Recently, a patent application from TSMC  revealed target EUV doses used in the range of 30-45 mJ/cm2. However, it was also acknowledged in the same application that such doses were too low to prevent defects and roughness. Recent studies [2,3] have shown that by considering photon density along with blur, the associated shot noise could easily account for such defects and roughness. Given that the blur is on the order of 5 nm, we can easily estimate the suitable photon density, by taking 3 standard deviations as 10% of the nominal dose.

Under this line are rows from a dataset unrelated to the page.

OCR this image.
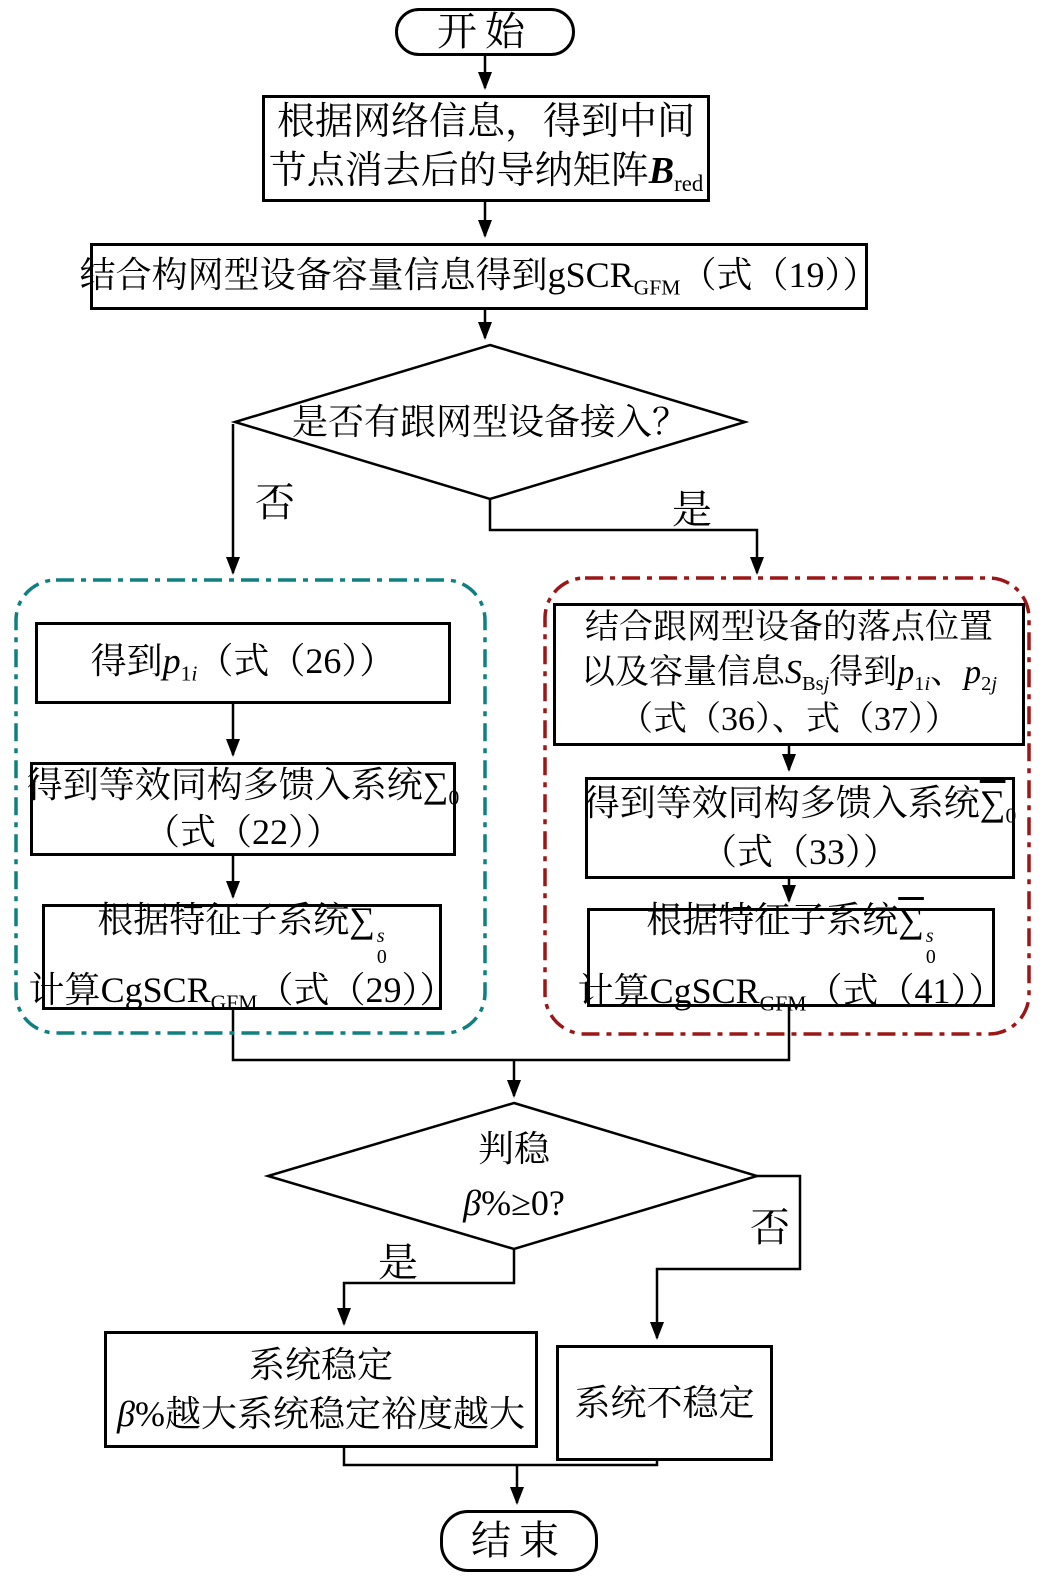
开始
根据网络信息，得到中间
节点消去后的导纳矩阵$B_{red}$
结合构网型设备容量信息得到gSCR$_{GFM}$（式（19））
是否有跟网型设备接入？
否	是
得到$p_{1i}$（式（26））
得到等效同构多馈入系统$\sum_0$
（式（22））
根据特征子系统∑ s
0
计算CgSCR$_{GFM}$（式（29））
结合跟网型设备的落点位置
以及容量信息$S_{Bsj}$得到$p_{1i}$、$p_{2j}$
（式（36）、式（37））
得到等效同构多馈入系统$\sum_0$
（式（33））
根据特征子系统∑ s
0
计算CgSCR$_{GFM}$（式（41））
判稳
β%≥0?
是
否
系统稳定
β%越大系统稳定裕度越大 系统不稳定
结束
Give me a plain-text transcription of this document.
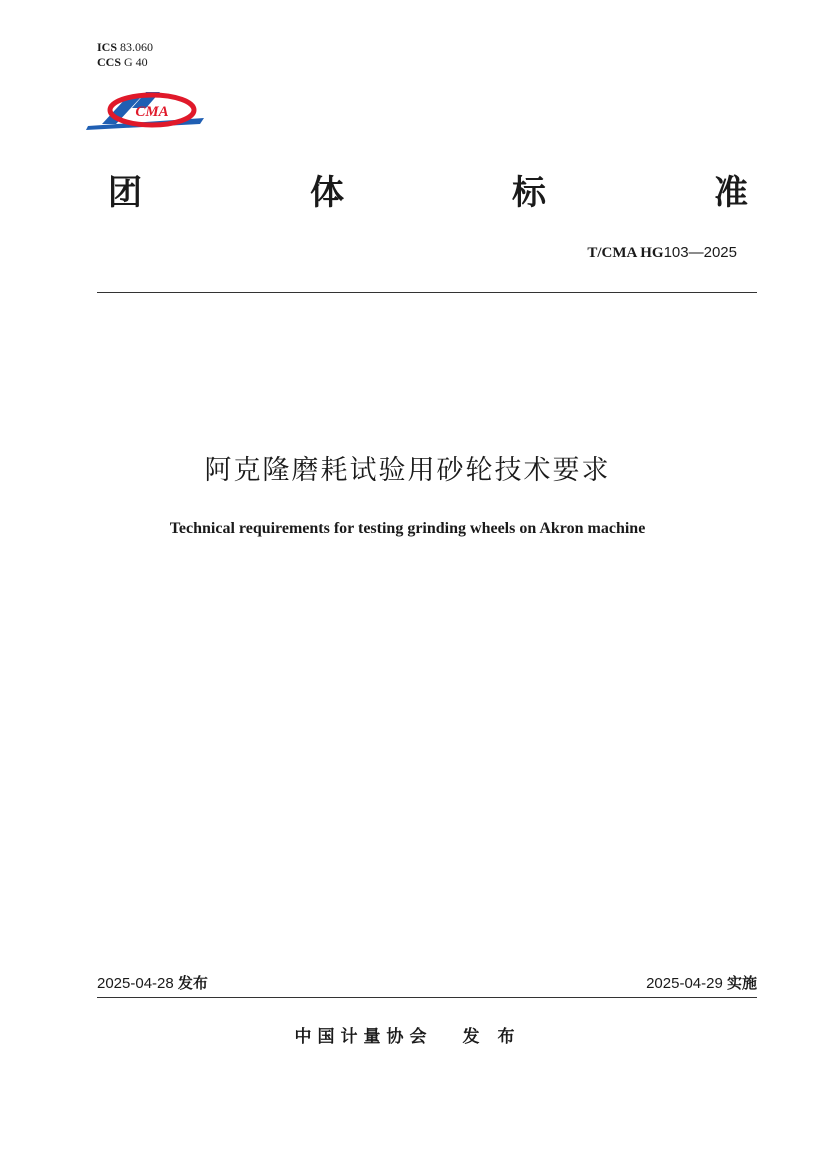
ICS 83.060
CCS G 40
CMA
团	体	标	准
T/CMA HG103—2025
阿克隆磨耗试验用砂轮技术要求
Technical requirements for testing grinding wheels on Akron machine
2025-04-28 发布	2025-04-29 实施
中国计量协会 发 布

This gives 3*sqrt(N)/N = 10%, or N = 900 photons, which are distributed, on average, over a 5 nm x 5 nm estimated blur area, giving 36 photons/nm2, or 53 mJ/cm2. Such a dose may be considered too high for satisfactory throughput, based on the throughput-dose curve below :
Figure 1. Throughtput vs. dose for NXE:3400C EUV tool with 300W source .
Going from the usually specified 30 mJ/cm2 dose to 53 mJ/cm2 reduces the throughput from 140 to 100 WPH. If we consider not incident EUV dose, but actually absorbed EUV dose, to reach the 53 mJ/cm2 target, it gets even worse. A metal-organic resist (MOR) could absorb 55% of the dose, which would bring the required incident dose to 96 mJ/cm2, which means a throughput of around 75 WPH. A conventional chemically amplified resist (CAR) on the other hand, absorbs around 20% of the dose, leading to a required 265 mJ/cm2, which means around 30 WPH.
Not surprisingly, EUV users would want to find a way to stay below 50 mJ/cm2. The proposed approach described in US20210096473  uses directional etching. The etch tool is modified to produce directed etching ion beams along one axis, so that etching only proceeds significantly along that axis and negligibly along the other axis. Note that normally, etching would be negligible along both axes. Presumably, such vertical etching would preserve pre-existing roughness. The obvious drawbacks of this directional etching approach are: (1) it’s limited to unidirectional features, and (2) line ends are hard to control.
A more accurate picture of EUV doses would require consideration of photoelectrons and secondary electrons, which would require intense calculations beyond the simple estimates here.
 R-G. Liu et al., US20210096473, assigned to TSMC.